Eh sì perché nella scuola pubblica italiana non c’è più neanche quella. Lo scorso anno i miei allievi arrivavano a scuola con la cartella e l’astuccio nuovi e una bella risma di carta. Ora mi domando: è la scuola pubblica o è la Caritas? Una collega mi ha scritto che sua figlia doveva portare a scuola anche un contributo per l’acqua. C’è chi porta la carta igienica, chi i fazzolettini per asciugar le mani. Alle scuole elementari Longhena a Bologna lo scorso anno i genitori hanno comprato i registri ai maestri. E poi li chiamano “contributi volontari”. In un’intervista il ministro Maria Stella Gelmini in questi giorni ha affermato che “chi chiede un contributo alle famiglie lo fa per attività particolari, non per la gestione ordinaria”. Le risme di fotocopie, i fazzolettini, i gessi rientrano nelle attività particolari? Secondo l’Age (Associazione Italiana Genitori), l’ammontare nazionale di questi contributi supera un miliardo di euro all’anno. Soldi che pesano, sui bilanci delle famiglie, anche se, per la scuola pubblica, il loro dovere di contribuzione dovrebbe essere già assolto con il pagamento delle tasse e anche se la Costituzione considera la scuola pubblica e il diritto allo studio una priorità per la Repubblica, visto che lo colloca tra i primi dieci articoli (articolo 9,  tre articoli prima di quello che stabilisce il colore della bandiera italiana e due dopo i Patti Lateranensi di libera Chiesa in libero Stato).

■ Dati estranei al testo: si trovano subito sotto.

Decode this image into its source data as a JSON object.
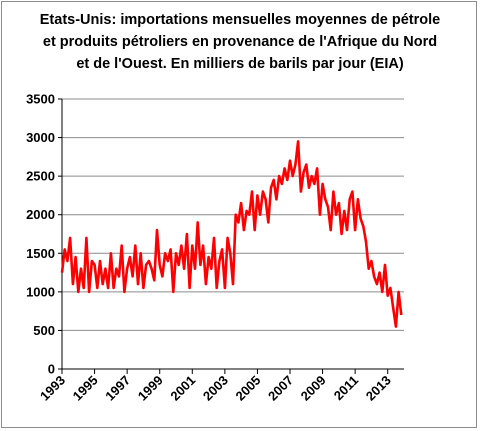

Un contributo “volontario”, ormai sempre più conosciuto dalle famiglie italiane con figli in età scolare. In origine si trattava di un contributo volontario per l’ampliamento dell’offerta formativa, sul sito del Ministero dell’Istruzione, alla voce “Contributo scolastico”, si legge che: “I contributi scolastici sono deliberati dai Consigli di Istituto. Il comma 622 della legge 296/2006 (finanziaria 2007), intervenendo nuovamente sul tema dell’obbligo di istruzione, della durata di dieci anni e del suo innalzamento, ha tra l’altro stabilito che “resta fermo il regime di gratuità ai sensi degli articoli 28, comma 1 ecc. ecc…”. In ragione dei principi di obbligatorietà e di gratuità , non è dunque consentito imporre tasse o richiedere contributi obbligatori alle famiglie di qualsiasi genere o natura per l’espletamento delle attività curriculari e di quelle connesse all’assolvimento dell’obbligo scolastico (fotocopie, materiale didattico o altro) fatti salvi i rimborsi delle spese sostenute per conto delle famiglie medesime (quali ad es: assicurazione individuale degli studenti per RC e infortuni, libretto delle assenze, gite scolastiche, ect). Eventuali contributi per l’arricchimento dell’offerta culturale e formativa degli alunni possono dunque essere versati dalle famiglie solo ed esclusivamente su base volontaria”. Di fatto il confine tra ciò che è realmente sovvenzionato con i soldi che le famiglie “donano” alle scuole è piuttosto labile e concretamente gli istituti scolastici tendono a utilizzare le risorse dove meglio credono (dalla carta per le fotocopie al funzionamento dei laboratori, ai computer). Ogni giorno ne ho la prova, Ministro.